First, it’s important to understand that, structurally, no reinforcement is generally required for basic flatwork. Structurally, if you poured 6″ of concrete on top of a random fairway, troweled it smooth and let it cure, you’d be able to put about 30,000 pounds on a square 6″x6″ with reasonable performance. That’s enough to jack up a smaller armored personnel carrier to rotate the tires. (Please don’t try this at home — the greenskeeper won’t appreciate it)
However, one of the three fundamental rules of Civil Engineering is that concrete cracks (usually as it dries out). When that happens, the most major issue is that it doesn’t look very good. For this reason, we typically specify some kind of reinforcement to hold the slab together. This can range from fibers mixed into the plastic concrete to wire mesh to rebar. (There’s a lot of other stuff that goes into concrete cracking less, but that’s a blog post all its own)

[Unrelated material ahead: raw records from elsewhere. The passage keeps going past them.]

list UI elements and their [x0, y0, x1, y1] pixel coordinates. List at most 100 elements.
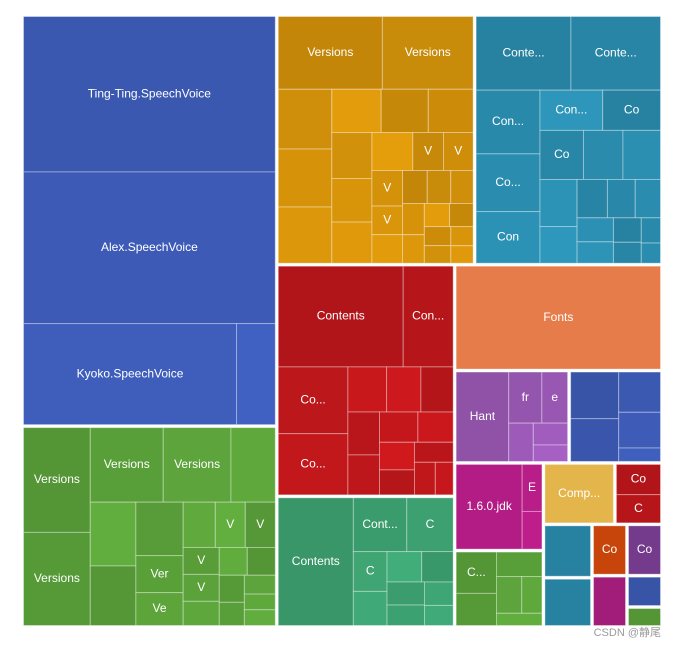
treemap-cell[interactable]	[277, 88, 333, 150]
treemap-cell[interactable]	[23, 16, 276, 173]
treemap-cell[interactable]	[331, 132, 373, 180]
treemap-cell[interactable]	[539, 129, 584, 180]
treemap-cell[interactable]	[606, 178, 636, 219]
treemap-cell[interactable]	[214, 501, 246, 548]
treemap-cell[interactable]	[218, 546, 248, 576]
treemap-cell[interactable]	[347, 411, 380, 456]
treemap-cell[interactable]	[442, 132, 474, 172]
treemap-cell[interactable]	[618, 371, 662, 413]
treemap-cell[interactable]	[331, 178, 373, 223]
treemap-cell[interactable]	[612, 217, 642, 243]
treemap-cell[interactable]	[135, 501, 184, 557]
treemap-cell[interactable]	[413, 441, 454, 463]
treemap-cell[interactable]	[331, 88, 382, 134]
treemap-cell[interactable]	[402, 203, 425, 236]
treemap-cell[interactable]	[182, 546, 220, 575]
treemap-cell[interactable]	[380, 88, 429, 134]
treemap-cell[interactable]	[532, 444, 569, 462]
treemap-cell[interactable]	[386, 551, 423, 583]
treemap-cell[interactable]	[371, 234, 404, 264]
treemap-cell[interactable]	[602, 89, 661, 131]
treemap-cell[interactable]	[423, 226, 452, 247]
treemap-cell[interactable]	[402, 170, 428, 205]
treemap-cell[interactable]	[475, 153, 541, 213]
treemap-cell[interactable]	[618, 411, 662, 449]
treemap-cell[interactable]	[386, 604, 426, 626]
treemap-cell[interactable]	[450, 245, 474, 264]
treemap-cell[interactable]	[582, 129, 624, 180]
treemap-cell[interactable]	[634, 178, 661, 219]
treemap-cell[interactable]	[628, 608, 662, 626]
treemap-cell[interactable]	[539, 178, 578, 228]
treemap-cell[interactable]	[379, 411, 419, 443]
treemap-cell[interactable]	[521, 576, 543, 614]
treemap-cell[interactable]	[182, 600, 220, 626]
treemap-cell[interactable]	[23, 531, 91, 627]
treemap-cell[interactable]	[593, 525, 627, 575]
treemap-cell[interactable]	[371, 132, 414, 172]
treemap-cell[interactable]	[455, 551, 498, 594]
treemap-cell[interactable]	[23, 323, 238, 426]
treemap-cell[interactable]	[622, 129, 661, 180]
treemap-cell[interactable]	[449, 203, 474, 228]
treemap-cell[interactable]	[371, 205, 404, 236]
treemap-cell[interactable]	[381, 16, 474, 90]
treemap-cell[interactable]	[450, 170, 474, 205]
treemap-cell[interactable]	[89, 501, 137, 567]
treemap-cell[interactable]	[455, 592, 498, 627]
treemap-cell[interactable]	[496, 576, 523, 614]
treemap-cell[interactable]	[475, 16, 572, 91]
treemap-cell[interactable]	[89, 427, 164, 503]
treemap-cell[interactable]	[434, 461, 454, 496]
treemap-cell[interactable]	[475, 89, 541, 155]
treemap-cell[interactable]	[218, 601, 245, 626]
treemap-cell[interactable]	[640, 242, 661, 264]
treemap-cell[interactable]	[618, 447, 662, 462]
treemap-cell[interactable]	[539, 226, 578, 264]
treemap-cell[interactable]	[628, 576, 662, 607]
treemap-cell[interactable]	[424, 581, 454, 606]
treemap-cell[interactable]	[402, 265, 454, 368]
treemap-cell[interactable]	[89, 565, 137, 627]
treemap-cell[interactable]	[455, 265, 661, 370]
treemap-cell[interactable]	[246, 546, 276, 576]
treemap-cell[interactable]	[496, 612, 543, 627]
treemap-cell[interactable]	[23, 171, 276, 325]
treemap-cell[interactable]	[347, 366, 388, 413]
treemap-cell[interactable]	[420, 366, 454, 413]
treemap-cell[interactable]	[576, 217, 614, 243]
treemap-cell[interactable]	[182, 501, 216, 548]
treemap-cell[interactable]	[236, 323, 276, 426]
treemap-cell[interactable]	[640, 217, 661, 244]
treemap-cell[interactable]	[521, 510, 543, 550]
treemap-cell[interactable]	[135, 592, 184, 626]
treemap-cell[interactable]	[576, 178, 608, 219]
treemap-cell[interactable]	[421, 551, 454, 583]
treemap-cell[interactable]	[352, 590, 388, 627]
treemap-cell[interactable]	[544, 578, 592, 626]
treemap-cell[interactable]	[417, 411, 454, 443]
treemap-cell[interactable]	[423, 245, 452, 264]
treemap-cell[interactable]	[347, 454, 380, 496]
treemap-cell[interactable]	[455, 371, 510, 462]
treemap-cell[interactable]	[532, 422, 569, 446]
treemap-cell[interactable]	[386, 581, 426, 606]
treemap-cell[interactable]	[379, 441, 415, 471]
treemap-cell[interactable]	[570, 371, 620, 420]
treemap-cell[interactable]	[427, 88, 474, 134]
treemap-cell[interactable]	[426, 170, 452, 205]
treemap-cell[interactable]	[455, 463, 523, 550]
treemap-cell[interactable]	[277, 148, 333, 208]
treemap-cell[interactable]	[544, 525, 592, 577]
treemap-cell[interactable]	[243, 609, 276, 626]
treemap-cell[interactable]	[570, 16, 662, 91]
treemap-cell[interactable]	[508, 422, 534, 462]
treemap-cell[interactable]	[243, 593, 276, 611]
treemap-cell[interactable]	[615, 463, 662, 496]
treemap-cell[interactable]	[135, 555, 184, 594]
treemap-cell[interactable]	[277, 16, 383, 90]
treemap-cell[interactable]	[576, 241, 614, 264]
treemap-cell[interactable]	[218, 574, 245, 603]
treemap-cell[interactable]	[628, 525, 662, 575]
treemap-cell[interactable]	[496, 551, 543, 578]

I don’t specify fiber very often, so today I want to talk about wire mesh and conventional rebar. These are designed (essentially) the same way and have similar rules for placement. The most critical thing to remember is that, to effectively control cracking, slab-on-grade reinforcement must be more or less in the middle of the slab. It does no good if it’s at the bottom of the slab when the cracks it’s trying to hold together are at the top. Similarly, some joints are required no matter what; reinforcement that’s designed to keep the slab together at those points does no good if it gets cut when the finishers make the joints.
Because of that, it’s critical that reinforcement for slab-on-grade gets consciously placed, and that it be supported during the concreting operation.
The photograph at right is of a slab where the Welded Wire Fabric (W.W.F.) wasn’t supported. Less experienced contractors may try to “hook” W.W.F. into the middle of the slab once they’ve placed the concrete, but before it cures. This doesn’t work very well — first, even if the finisher isn’t standing on the sheet he’s trying to hook, placement isn’t very well controlled; and second, as the workers move around the slab, their weight pushes the mesh back down (which is called “walking in”). If the slab is solid enough to support a worker’s weight, it’s too solid to hook.
There are a variety of chairs that make positive placement a snap (in some cases, literally — the chairs “snap” together around bars). That’s also a blog post of its own, but I’ve used steel wire, bent rebar, concrete blocks, and molded plastic with great results.
The last design consideration is more ergonomic. Workers are much more likely to follow a specification when it doesn’t get in their way, so it’s critical to either specify a mesh spacing that’s tight enough to walk on (4″x4″ is about as wide as I’m willing to go for that) or wide enough to step between (12″ W.W.F. is available, and our “generic” bar spacing is about 18″).
Properly reinforced slabs-on-grade have much longer design lives and require less maintenance. EVstudio is happy to help your project last a lifetime.